Pour vous décrire la salle, il y avait sur au milieu des tables dans la longueur, trois ou quatre rangées. Tout au bout une scène. Celle-ci était d’une tristesse ! Elle semblait bien décrépie et cela malgré le noir dans lequel elle était plongée. Sur le côté gauche de la salle, on pouvait distinguer un bar ainsi qu’une porte qui menait vers ce qui servait de cuisine. Une pièce éclairée par des néons blancs. Une sorte de vieille cantine. Près du bar, on pouvait voir quelques autochtones accoudés. A vrai dire, on se serait crus dans un épisode de Groland tant ces personnes étaient des clichés des villageois typiques des petits villages de France.

Sur les tables, on pouvait trouver l’entrée du repas qui s’annonçait fabuleux s’il était à l’image du couvert, un ensemble jetable : gobelet en plastique, assiette en carton, fourchette, couteau et cuillère de cantine, usés, fanés et tordus. Parsemés sur les tables, des pichets de vin rosé et de vin rouge. Dans l’assiette, des demi-melons au porto.

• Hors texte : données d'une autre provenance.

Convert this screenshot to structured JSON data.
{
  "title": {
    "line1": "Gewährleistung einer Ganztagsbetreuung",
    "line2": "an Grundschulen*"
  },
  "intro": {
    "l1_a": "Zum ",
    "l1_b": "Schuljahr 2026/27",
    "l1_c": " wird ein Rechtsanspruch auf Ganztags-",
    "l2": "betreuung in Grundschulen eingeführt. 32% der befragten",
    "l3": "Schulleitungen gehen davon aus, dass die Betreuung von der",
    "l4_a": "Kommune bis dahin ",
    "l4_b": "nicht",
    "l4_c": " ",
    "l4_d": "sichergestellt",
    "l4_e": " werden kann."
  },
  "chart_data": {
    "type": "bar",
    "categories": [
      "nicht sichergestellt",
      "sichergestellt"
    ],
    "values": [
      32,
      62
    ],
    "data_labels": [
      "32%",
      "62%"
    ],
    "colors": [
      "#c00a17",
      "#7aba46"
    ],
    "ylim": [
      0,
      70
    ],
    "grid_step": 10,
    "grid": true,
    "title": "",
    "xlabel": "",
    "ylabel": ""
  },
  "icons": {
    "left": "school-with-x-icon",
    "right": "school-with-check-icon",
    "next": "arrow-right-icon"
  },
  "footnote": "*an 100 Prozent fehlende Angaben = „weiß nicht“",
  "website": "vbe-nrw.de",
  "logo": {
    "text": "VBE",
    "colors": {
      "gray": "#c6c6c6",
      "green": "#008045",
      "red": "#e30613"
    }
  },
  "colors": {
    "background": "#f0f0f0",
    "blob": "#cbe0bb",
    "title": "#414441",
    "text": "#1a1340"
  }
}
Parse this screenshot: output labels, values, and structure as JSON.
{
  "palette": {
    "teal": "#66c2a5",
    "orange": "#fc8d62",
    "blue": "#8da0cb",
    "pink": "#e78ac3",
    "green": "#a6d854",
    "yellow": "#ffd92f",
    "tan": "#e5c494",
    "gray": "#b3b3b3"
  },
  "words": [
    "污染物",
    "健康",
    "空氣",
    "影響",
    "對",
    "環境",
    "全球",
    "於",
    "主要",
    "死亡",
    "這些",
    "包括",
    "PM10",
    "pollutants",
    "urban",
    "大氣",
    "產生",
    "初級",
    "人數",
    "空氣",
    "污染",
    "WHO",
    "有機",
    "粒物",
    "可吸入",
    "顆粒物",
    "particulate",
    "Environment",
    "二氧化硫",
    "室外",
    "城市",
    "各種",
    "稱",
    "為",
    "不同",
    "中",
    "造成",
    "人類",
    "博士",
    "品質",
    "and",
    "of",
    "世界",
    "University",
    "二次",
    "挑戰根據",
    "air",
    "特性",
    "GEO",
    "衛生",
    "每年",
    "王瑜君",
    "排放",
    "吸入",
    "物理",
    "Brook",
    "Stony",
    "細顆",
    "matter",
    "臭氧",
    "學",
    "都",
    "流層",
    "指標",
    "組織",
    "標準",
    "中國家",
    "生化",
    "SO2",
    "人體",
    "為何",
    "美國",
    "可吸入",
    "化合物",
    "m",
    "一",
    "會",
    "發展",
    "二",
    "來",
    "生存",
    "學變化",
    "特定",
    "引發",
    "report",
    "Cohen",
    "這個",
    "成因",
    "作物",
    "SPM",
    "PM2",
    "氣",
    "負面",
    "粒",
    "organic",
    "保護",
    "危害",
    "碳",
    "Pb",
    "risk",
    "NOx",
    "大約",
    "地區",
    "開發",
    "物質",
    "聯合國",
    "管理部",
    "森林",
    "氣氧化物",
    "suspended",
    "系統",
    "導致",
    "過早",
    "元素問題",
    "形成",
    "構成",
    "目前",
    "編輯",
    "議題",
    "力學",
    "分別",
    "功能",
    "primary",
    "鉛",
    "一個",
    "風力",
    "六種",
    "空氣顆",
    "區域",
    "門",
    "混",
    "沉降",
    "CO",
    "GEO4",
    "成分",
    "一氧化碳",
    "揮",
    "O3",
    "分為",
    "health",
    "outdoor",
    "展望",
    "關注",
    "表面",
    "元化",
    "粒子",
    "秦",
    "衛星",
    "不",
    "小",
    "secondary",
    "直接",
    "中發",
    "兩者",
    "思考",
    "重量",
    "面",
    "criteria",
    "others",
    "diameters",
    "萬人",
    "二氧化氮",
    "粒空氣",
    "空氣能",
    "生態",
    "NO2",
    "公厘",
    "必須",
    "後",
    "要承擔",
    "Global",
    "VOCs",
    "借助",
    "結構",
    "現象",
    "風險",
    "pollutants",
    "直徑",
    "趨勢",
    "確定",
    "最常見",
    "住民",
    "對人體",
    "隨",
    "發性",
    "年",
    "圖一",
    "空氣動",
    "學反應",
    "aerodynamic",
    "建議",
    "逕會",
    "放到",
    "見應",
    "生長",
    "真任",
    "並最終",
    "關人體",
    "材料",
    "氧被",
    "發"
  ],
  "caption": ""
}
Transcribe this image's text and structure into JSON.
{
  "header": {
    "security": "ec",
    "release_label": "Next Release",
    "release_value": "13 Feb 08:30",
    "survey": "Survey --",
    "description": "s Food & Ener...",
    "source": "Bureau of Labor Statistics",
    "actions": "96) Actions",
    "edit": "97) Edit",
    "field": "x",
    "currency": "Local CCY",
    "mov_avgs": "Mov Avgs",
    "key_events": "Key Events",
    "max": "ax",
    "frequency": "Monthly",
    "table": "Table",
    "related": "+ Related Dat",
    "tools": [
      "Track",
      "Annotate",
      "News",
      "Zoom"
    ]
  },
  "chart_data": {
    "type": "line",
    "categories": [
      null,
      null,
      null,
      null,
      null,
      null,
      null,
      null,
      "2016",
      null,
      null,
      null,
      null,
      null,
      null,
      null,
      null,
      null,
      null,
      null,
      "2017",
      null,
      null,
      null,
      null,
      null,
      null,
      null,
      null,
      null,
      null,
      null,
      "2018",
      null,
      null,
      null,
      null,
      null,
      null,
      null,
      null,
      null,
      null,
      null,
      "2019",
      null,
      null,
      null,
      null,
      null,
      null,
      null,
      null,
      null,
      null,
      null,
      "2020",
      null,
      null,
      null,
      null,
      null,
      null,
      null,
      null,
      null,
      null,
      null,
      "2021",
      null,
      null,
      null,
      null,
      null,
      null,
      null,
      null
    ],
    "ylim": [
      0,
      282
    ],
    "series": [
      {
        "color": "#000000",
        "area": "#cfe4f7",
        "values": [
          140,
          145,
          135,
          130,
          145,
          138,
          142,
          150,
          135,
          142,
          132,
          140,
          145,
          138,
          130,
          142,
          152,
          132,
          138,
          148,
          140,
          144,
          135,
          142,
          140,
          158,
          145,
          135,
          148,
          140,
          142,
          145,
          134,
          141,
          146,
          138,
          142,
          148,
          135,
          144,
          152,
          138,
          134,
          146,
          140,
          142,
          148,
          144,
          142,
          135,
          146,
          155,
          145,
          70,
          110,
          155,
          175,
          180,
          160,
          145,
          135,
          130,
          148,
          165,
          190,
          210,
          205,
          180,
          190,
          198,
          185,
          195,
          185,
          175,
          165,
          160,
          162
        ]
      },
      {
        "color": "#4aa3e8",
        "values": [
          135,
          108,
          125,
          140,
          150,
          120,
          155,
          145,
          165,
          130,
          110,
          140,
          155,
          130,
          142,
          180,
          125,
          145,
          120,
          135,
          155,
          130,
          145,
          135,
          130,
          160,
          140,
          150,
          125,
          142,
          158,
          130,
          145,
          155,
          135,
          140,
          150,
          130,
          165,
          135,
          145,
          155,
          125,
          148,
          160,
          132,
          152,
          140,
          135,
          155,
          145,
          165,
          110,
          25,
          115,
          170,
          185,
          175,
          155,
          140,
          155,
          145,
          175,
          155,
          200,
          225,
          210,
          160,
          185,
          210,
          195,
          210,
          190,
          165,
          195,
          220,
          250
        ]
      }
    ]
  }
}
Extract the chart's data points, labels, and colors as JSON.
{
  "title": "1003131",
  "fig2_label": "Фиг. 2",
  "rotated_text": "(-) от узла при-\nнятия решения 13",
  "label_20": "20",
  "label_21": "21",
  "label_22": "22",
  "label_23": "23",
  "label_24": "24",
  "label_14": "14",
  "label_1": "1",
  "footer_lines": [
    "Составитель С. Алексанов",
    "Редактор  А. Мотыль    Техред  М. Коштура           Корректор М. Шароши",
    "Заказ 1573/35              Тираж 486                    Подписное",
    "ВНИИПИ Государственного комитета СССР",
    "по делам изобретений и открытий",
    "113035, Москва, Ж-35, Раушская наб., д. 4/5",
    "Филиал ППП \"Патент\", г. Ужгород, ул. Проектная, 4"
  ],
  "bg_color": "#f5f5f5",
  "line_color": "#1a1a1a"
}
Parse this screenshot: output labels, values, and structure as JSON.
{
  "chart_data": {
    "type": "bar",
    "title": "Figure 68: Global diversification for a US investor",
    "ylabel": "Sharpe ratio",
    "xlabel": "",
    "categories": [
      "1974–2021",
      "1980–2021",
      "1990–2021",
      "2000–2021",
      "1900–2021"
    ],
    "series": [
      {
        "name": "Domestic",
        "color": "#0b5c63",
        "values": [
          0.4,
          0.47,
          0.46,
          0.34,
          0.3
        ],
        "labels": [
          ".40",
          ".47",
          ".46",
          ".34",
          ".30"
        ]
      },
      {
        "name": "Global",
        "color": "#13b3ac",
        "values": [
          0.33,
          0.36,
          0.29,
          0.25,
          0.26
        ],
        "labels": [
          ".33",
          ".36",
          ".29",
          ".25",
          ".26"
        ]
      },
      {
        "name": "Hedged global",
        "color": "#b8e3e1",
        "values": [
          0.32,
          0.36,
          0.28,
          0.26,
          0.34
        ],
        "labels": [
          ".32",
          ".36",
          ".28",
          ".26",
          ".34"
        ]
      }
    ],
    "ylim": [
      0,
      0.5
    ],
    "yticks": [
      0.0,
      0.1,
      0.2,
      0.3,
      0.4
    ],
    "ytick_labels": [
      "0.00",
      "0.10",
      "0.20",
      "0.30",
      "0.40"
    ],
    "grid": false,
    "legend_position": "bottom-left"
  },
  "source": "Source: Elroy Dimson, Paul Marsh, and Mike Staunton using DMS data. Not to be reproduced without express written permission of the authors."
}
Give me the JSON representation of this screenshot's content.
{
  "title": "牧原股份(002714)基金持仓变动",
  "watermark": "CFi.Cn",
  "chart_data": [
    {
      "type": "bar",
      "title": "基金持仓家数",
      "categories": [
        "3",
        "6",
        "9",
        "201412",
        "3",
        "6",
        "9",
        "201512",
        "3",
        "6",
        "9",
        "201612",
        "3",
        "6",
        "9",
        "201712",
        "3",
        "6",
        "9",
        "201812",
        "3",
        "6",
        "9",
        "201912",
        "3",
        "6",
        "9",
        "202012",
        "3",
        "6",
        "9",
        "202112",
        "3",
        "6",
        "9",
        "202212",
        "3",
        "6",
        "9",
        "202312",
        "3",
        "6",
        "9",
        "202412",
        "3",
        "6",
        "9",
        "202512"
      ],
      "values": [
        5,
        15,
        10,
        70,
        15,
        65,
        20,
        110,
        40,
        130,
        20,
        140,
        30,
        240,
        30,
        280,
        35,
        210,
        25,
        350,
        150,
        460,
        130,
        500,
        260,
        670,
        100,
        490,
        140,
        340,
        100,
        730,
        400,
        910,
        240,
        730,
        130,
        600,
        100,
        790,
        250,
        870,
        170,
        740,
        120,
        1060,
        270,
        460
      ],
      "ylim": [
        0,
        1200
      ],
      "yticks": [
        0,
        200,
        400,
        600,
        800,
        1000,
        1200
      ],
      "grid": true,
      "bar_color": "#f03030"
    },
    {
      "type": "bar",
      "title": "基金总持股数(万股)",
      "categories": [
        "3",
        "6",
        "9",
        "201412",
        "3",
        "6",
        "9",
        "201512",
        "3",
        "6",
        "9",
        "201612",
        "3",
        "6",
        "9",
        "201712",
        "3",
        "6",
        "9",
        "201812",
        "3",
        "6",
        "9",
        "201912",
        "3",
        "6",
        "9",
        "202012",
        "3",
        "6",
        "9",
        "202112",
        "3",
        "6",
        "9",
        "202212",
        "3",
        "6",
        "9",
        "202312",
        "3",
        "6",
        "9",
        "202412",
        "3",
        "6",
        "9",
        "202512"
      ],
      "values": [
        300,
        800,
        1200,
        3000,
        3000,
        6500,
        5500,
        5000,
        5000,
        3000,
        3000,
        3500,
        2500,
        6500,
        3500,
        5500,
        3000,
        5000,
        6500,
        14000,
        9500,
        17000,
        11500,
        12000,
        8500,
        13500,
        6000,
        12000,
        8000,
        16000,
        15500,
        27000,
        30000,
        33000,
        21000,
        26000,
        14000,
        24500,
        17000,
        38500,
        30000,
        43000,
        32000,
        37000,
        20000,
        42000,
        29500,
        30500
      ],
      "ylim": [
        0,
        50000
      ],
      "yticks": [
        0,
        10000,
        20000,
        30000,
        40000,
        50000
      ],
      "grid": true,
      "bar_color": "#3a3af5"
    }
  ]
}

Comme chaque soir, le rosé venait arroser le repas. Presque tous les soirs cette boisson était de la partie tant et si bien qu’on pouvait à force établir un classement et comparer. Certes, nous n’avons jamais de grands crus, je vous rassure tout de suite mais même dans le bas de gamme, il est facile de se faire un classement du pire au meilleur. Et le rosé de ce soir-là a été de loin le pire de tout le Tour de France ! Donc pour les amateurs. Une robe assez foncée bizarrement, dans un gobelet en plastique translucide strié. Une entrée en bouche pétillante…libérant des arômes très creux et forts alcoolisés. L’arrière goût lui aussi très alcoolisé était tout de même assez fruité mais pas assez pour sauver les meubles du désastre de l’entrée en bouche ! Le rosé a donc rejoint le porto dans le verre poubelle de table, personne ou presque ne désirant boire l’intérieur des melons.